When Google's Stadia video game streaming service arrives this November, it won't come in a box.
Instead, the service is said to run on anything from your smartphone to your television. Stadia will offer the same selection of games, and they'll look nearly identical on whatever platform you're playing on, because the games are powered by hardware in a Google data center somewhere else before being beamed to your screen.
It's like Netflix, kinda, but for video games.

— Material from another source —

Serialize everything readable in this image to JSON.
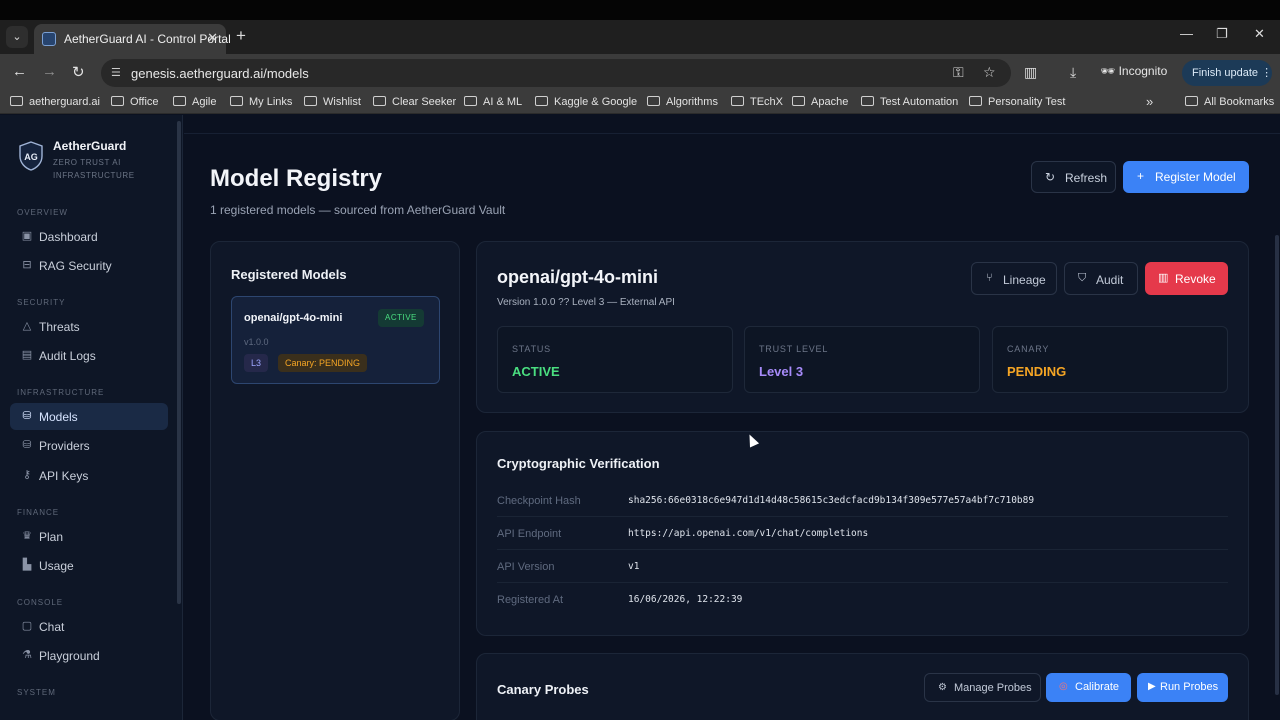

With the base level of Stadia, you pay nothing, but are able to buy games from the Stadia storefront and play them across your devices. With the Pro level of Stadia, you pay $10 per month for what is essentially a PlayStation Plus/Xbox Live Gold-esque service. For that monthly fee, you get monthly games that are yours as long as you keep your subscription. You'll also get a discount on game purchases.
Read more: Google's ambitious attempt to upend the video-game industry and take on Xbox and PlayStation is named 'Stadia.' Here's everything we know so far.
The idea, and the tech, sound interesting, but the promise of a streaming service is paying a single monthly subscription fee for access to a library of content. In the case of Stadia, you're paying the full price of whatever game you want to play, À la carte, and then repeating that with each new game.
Stadia is more like a digital gaming storefront than a Netflix-like streaming service, and that's a shame.